Think about this, any realistic BPF program will have a map or global
variable associated with it. So in the rare case where we have FD 0
not used, map will get that FD. Even if not, if you load your program
from ELF file, that ELF file will get FD 0. Even if not, modern BPF
programs will have BTF object associated, which will get FD 0. And so
on... Even daemons will probably already have some FD open for
whatever logging/output it needs to do (it doesn't have to be stdout).
So this FD=0 is very hypothetical case, very. You have to essentially
stage it consciously, to actually hit it.

Second of all, this BPF-specific FD allocation logic is just that --
duplication and extra code to maintain.

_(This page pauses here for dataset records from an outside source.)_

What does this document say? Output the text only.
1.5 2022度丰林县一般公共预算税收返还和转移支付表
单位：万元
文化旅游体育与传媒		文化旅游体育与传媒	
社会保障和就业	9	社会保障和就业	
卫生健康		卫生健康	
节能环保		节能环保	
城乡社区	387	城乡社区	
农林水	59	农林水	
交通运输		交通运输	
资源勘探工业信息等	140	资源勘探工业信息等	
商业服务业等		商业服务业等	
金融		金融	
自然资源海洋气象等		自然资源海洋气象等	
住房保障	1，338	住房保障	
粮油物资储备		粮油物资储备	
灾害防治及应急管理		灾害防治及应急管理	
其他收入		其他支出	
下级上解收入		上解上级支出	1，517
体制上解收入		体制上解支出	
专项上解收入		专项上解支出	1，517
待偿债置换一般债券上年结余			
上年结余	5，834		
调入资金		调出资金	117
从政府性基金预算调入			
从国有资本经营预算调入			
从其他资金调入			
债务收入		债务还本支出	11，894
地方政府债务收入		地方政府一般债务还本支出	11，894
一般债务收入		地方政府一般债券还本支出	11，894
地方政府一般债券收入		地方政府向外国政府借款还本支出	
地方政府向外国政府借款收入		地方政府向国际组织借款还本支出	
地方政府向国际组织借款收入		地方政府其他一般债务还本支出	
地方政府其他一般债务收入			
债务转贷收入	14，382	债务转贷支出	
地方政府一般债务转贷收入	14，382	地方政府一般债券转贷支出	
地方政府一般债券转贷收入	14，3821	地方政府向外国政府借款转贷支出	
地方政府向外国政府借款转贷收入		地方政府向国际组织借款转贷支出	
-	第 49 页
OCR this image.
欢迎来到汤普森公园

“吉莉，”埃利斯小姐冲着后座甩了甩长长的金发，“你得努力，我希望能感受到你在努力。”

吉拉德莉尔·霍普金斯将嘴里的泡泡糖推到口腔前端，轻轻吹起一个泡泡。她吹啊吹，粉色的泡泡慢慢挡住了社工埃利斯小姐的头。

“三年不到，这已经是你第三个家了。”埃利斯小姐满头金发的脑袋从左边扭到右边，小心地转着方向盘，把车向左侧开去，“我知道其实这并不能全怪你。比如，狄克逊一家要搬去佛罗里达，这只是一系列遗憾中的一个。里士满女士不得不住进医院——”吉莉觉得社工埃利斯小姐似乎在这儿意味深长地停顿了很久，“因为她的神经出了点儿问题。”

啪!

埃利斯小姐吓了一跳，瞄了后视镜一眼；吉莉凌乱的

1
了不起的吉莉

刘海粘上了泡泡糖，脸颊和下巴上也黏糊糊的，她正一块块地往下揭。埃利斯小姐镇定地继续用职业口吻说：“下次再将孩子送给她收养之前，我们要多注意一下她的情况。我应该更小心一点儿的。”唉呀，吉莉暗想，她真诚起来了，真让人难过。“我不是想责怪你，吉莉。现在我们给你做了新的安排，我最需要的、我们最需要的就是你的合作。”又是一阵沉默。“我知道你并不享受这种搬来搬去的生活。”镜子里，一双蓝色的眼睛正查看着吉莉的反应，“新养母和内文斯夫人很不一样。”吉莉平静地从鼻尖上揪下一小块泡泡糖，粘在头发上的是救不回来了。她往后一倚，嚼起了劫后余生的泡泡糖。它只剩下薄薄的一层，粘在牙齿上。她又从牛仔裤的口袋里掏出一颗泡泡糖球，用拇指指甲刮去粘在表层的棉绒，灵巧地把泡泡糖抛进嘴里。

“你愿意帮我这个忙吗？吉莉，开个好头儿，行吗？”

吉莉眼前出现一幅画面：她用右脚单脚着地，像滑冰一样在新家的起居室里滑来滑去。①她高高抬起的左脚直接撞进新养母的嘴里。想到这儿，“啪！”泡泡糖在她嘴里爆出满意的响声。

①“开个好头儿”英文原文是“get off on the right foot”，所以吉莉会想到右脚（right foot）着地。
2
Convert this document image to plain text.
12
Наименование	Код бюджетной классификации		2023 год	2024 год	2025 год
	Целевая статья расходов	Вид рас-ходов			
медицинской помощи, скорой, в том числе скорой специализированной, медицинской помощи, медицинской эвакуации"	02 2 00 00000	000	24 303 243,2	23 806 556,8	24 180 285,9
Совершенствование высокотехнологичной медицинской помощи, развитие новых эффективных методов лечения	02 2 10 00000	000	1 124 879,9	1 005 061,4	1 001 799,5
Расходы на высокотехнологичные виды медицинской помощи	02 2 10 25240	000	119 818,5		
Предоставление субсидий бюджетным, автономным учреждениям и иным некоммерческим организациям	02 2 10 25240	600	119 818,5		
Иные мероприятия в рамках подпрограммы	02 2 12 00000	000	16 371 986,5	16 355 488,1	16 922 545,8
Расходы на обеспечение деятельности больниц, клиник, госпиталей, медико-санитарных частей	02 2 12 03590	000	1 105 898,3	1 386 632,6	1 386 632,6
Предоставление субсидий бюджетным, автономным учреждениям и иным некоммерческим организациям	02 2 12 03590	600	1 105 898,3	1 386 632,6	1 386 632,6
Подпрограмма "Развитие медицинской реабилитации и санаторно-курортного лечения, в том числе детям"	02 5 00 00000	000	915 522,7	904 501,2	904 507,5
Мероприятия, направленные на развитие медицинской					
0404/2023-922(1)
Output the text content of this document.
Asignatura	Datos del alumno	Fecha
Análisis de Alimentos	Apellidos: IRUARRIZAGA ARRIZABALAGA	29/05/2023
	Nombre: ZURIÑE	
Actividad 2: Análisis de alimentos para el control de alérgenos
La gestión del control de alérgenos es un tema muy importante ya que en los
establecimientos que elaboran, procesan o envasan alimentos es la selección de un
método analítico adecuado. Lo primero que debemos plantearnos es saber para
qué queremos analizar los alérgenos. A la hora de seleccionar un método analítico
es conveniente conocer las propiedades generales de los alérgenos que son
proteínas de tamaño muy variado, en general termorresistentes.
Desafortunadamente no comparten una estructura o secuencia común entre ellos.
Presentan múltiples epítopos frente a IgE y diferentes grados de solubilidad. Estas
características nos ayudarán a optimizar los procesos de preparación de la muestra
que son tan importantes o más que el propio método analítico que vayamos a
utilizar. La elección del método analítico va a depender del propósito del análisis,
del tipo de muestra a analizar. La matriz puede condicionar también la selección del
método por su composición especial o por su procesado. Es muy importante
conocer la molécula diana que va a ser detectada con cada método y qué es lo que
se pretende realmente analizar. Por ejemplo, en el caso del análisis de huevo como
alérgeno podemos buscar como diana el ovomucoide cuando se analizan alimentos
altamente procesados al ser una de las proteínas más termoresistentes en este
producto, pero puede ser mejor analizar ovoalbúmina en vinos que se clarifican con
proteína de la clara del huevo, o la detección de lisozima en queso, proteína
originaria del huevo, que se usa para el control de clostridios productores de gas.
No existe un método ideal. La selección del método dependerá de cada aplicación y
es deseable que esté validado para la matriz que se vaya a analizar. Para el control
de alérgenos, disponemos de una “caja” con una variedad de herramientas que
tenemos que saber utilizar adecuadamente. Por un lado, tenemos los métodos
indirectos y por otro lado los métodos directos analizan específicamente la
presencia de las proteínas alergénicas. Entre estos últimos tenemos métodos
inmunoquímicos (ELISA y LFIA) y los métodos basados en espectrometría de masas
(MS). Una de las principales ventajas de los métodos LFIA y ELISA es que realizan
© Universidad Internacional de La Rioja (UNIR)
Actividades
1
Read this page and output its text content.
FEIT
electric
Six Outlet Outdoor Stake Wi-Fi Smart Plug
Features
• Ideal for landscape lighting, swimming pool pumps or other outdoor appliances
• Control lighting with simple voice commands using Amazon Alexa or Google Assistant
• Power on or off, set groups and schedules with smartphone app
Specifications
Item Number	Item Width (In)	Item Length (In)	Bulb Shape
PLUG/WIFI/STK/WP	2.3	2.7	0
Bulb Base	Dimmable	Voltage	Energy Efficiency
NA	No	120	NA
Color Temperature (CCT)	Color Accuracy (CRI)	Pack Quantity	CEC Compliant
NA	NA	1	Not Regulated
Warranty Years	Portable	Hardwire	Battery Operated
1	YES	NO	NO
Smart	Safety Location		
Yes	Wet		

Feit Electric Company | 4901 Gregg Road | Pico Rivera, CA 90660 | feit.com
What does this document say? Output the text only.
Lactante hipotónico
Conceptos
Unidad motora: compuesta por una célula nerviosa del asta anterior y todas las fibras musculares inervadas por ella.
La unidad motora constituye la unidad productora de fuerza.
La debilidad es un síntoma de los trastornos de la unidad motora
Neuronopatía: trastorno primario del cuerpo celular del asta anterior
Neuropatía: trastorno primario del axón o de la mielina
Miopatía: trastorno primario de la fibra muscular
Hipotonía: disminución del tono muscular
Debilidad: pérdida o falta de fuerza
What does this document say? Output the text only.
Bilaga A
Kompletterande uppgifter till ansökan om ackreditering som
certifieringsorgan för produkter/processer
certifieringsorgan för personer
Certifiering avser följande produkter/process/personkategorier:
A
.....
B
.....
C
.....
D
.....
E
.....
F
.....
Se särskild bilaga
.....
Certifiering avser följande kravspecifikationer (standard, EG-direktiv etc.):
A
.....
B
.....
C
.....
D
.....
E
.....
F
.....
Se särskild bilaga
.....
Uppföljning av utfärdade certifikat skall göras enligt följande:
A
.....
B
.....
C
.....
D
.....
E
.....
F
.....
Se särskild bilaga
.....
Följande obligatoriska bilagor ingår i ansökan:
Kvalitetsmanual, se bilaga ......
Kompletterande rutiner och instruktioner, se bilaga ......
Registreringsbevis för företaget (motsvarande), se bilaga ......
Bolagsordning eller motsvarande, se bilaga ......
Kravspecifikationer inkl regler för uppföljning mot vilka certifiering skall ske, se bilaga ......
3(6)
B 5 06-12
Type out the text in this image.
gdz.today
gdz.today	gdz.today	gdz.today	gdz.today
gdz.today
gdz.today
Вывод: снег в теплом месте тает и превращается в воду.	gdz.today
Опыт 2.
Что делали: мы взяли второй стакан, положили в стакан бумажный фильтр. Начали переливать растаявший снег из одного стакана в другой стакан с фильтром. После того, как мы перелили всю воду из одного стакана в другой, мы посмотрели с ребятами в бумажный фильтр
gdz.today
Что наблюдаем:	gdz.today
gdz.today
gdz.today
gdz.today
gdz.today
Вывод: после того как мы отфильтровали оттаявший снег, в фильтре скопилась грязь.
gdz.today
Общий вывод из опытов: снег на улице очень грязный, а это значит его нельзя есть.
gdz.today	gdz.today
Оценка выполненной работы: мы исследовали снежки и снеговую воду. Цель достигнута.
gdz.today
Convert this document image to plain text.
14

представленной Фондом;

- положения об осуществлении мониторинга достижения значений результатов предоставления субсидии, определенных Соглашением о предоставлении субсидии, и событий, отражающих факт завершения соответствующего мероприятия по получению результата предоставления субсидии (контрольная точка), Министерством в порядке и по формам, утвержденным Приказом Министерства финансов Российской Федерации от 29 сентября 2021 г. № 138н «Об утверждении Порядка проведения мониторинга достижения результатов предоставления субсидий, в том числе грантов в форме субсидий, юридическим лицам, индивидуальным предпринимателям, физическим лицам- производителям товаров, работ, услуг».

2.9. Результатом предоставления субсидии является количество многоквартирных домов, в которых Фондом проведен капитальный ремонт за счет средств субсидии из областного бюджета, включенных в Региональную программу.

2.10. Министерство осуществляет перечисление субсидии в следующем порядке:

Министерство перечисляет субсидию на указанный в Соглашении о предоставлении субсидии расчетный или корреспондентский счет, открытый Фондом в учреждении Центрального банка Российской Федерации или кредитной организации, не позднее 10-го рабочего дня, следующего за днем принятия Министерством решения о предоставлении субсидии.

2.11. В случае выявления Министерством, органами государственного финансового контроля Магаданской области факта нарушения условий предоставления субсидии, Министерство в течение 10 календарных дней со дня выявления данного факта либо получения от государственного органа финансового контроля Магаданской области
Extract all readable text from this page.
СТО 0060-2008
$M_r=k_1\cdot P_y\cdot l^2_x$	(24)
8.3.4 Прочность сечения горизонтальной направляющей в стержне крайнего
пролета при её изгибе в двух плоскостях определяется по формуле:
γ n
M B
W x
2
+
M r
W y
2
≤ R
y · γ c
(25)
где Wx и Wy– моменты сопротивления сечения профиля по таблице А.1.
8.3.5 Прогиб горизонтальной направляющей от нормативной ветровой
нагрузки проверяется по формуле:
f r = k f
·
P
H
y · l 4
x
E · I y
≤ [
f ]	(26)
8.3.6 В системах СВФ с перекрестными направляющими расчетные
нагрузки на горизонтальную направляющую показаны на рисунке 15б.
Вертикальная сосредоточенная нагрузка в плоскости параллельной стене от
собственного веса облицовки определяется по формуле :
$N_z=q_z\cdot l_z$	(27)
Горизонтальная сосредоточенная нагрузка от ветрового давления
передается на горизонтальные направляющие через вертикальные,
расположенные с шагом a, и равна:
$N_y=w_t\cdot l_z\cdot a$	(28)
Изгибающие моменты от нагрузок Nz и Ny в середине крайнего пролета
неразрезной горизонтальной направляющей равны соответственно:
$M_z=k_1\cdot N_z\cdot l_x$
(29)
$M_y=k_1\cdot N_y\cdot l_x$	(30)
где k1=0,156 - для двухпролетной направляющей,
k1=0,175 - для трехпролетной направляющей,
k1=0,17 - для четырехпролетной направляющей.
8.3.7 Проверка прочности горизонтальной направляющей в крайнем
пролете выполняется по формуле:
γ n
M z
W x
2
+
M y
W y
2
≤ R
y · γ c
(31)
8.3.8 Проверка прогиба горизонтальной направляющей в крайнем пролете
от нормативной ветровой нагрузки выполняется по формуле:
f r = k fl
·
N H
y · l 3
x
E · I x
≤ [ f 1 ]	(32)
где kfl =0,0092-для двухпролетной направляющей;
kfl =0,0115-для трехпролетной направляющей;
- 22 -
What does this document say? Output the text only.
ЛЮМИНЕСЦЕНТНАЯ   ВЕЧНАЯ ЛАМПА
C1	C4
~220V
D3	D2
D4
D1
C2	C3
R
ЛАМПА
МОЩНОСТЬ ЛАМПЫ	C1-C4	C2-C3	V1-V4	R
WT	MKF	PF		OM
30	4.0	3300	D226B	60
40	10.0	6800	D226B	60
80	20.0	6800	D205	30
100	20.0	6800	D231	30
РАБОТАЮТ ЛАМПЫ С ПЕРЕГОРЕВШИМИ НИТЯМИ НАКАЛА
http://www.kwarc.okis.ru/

Other folks in kernel will
eventually just be "huh? bpf needs its own anon_file API, why?!..." Do
we really want more of that?

Third, you already missed anon_inode_getfile use in bpf_link_prime(),
and in the future we'll undoubtedly will miss something else, so this
FD >= 1 from kernel will work only sometimes and no one will notice
until it breaks for someone, which won't happen for a while (because
it works as is most of the time, see above).

I'm not even talking about the fact that we are also subverting
standard Linux promise that a user gets the smallest available FD in
the system...

So I think libbpf can be kind to user and do:

int fd = bpf_whatever();
if (fd == 0) {
    fd = dup(0);
    close(0);
}

But even if it doesn't, not a big deal and probably no one ever will
have this problem with FD 0 for BPF program.

> First of all, some users might not be using libbpf.
>
> Second, a userspace application could be using an older version of
> libbpf on a newer kernel. (Notice this is not only due to older
> distros, but also because projects using git submodule libbpf will
> freeze at some point in time that worked).

Theoretically this is a problem, in practice libbpf is always more
up-to-date compared to kernel... so I don't buy this argument,
honestly :)

>
> --
> Best regards,
>   Jesper Dangaard Brouer
>   MSc.CS, Principal Kernel Engineer at Red Hat
>   LinkedIn: http://www.linkedin.com/in/brouer
>